Wednesday, August 22, 2012

Here's How It Works

I would take more seriously all of this very inspirational, newfound worry about Ecuadorian press freedoms and Russian free speech rights [aiming accusations of hypocrisy at Julian Assange] on the part of Western media figures if they evinced any similar interest in infringements and abuses by their own governments and their allies.

[...]

[A]ttacks on protesters by US-supported regimes in Bahrain and Saudi Arabia are typically described by western media outlets with the innocuous-sounding, both-sides-are-to-blame term "clashes with rebels", while villain-of-the-moment regimes in Iran, Syria or Libya are said to be slaughtering their own citizens. [...A]rming Syrian rebels to enable them to defend against regime oppression is conventional wisdom, whereas arming Palestinian rebels to defend against Israeli violence is criminal.

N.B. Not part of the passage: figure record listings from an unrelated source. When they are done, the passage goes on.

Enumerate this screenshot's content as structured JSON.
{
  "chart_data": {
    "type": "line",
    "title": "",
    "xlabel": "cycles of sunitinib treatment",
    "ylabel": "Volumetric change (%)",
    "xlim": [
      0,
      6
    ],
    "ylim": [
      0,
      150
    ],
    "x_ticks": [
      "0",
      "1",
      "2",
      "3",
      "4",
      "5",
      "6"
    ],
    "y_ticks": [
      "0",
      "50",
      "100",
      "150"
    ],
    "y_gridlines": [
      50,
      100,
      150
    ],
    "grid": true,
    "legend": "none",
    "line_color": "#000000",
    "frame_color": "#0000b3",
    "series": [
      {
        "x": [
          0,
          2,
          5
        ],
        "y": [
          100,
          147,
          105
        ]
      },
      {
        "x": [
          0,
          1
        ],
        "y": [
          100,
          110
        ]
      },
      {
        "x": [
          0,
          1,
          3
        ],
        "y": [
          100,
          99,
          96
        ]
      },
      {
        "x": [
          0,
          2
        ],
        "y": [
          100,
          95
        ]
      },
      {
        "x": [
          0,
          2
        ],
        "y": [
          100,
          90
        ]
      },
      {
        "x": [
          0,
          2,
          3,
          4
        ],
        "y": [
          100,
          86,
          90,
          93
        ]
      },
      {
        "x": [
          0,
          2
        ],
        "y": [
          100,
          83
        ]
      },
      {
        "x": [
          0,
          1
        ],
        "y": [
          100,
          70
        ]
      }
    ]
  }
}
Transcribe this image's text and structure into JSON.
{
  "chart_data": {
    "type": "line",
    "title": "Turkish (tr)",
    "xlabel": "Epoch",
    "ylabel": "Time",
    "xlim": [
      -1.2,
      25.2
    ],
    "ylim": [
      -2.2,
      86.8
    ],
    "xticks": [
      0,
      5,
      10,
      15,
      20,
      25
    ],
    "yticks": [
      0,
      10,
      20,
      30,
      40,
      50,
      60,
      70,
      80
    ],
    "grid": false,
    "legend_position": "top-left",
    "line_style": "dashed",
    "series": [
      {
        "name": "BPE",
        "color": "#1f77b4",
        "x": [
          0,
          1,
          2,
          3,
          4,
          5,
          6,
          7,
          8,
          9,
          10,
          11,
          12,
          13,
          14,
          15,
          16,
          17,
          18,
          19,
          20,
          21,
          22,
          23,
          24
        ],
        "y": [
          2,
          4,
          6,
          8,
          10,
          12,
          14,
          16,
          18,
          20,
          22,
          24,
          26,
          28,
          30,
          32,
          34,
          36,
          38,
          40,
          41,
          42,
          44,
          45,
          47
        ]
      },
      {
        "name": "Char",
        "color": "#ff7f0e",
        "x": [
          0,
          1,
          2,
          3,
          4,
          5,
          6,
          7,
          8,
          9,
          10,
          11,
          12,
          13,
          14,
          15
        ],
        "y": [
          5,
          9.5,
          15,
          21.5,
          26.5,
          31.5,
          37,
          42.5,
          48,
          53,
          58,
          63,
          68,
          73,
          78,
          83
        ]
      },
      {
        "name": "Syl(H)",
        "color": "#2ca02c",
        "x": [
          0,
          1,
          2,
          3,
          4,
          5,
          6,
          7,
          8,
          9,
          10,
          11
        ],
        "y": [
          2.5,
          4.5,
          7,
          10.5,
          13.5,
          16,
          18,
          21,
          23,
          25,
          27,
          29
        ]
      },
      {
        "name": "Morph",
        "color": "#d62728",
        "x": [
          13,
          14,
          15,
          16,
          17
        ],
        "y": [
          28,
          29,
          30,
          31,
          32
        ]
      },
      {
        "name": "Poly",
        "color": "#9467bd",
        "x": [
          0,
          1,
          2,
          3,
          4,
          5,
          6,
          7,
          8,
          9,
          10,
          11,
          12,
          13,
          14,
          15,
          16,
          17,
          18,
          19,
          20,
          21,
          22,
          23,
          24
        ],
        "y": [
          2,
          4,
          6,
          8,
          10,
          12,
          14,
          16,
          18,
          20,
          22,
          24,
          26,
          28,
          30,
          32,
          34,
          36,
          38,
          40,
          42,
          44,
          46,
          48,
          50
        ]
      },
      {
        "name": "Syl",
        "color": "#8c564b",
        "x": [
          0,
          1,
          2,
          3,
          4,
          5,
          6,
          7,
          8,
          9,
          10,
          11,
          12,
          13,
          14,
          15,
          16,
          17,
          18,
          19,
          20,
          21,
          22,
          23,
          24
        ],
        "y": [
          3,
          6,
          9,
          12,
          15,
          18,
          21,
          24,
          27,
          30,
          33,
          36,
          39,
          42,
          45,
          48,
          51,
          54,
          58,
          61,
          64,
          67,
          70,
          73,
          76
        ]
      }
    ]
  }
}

The classic case of this dynamic is the outburst of indignation in 2003 over – all together now – Saddam's "gassing of his own people": something he had done 15 years earlier, in 1988, when the US was arming and funding him and had multiple interests in its relationship with Iraq, and thus evinced little care about any of that. It was only when it was time to demonize Saddam in order to justify the attack did western governments and their media outlets suddenly discover their retroactive rage over those crimes.

[...]

For seven years, the US imprisoned an al-Jazeera cameraman, Sami al-Haj, at Guantánamo with no charges and spent most of that time interrogating him not about al-Qaida, but about al-Jazeera. With very few exceptions, American media figures failed even to mention, let alone condemn, the due process-free imprisonment of this journalist by their own government. The same silence characterized their reaction to the imprisonment of other Muslim journalists over the last decade by the US government.

By very stark contrast, when Iran imprisoned the Iranian-American journalist Roxana Saberi on espionage charges before releasing her five months after her arrest, countless American journalists and self-styled human rights advocates in the media were so very proud of their bold denunciation of the distant Iranian regime, turning the Saberi case into a cause celebre. Exactly the same thing happened with the 2009 conviction and imprisonment by North Korea of American journalists Euna Lee and Laura Ling: American journalists so courageously condemned the tyranny of North Korea.

  Glenn Greenwald

Greenwald also points out the west's media outrage at the recent sentencing of the Russian band Pussy Riot for its protest against Putin while giving a pass to the US authority's violent treatment of the peaceful protesters of the Occupy movement here.

...but hey, do what you want...you will anyway.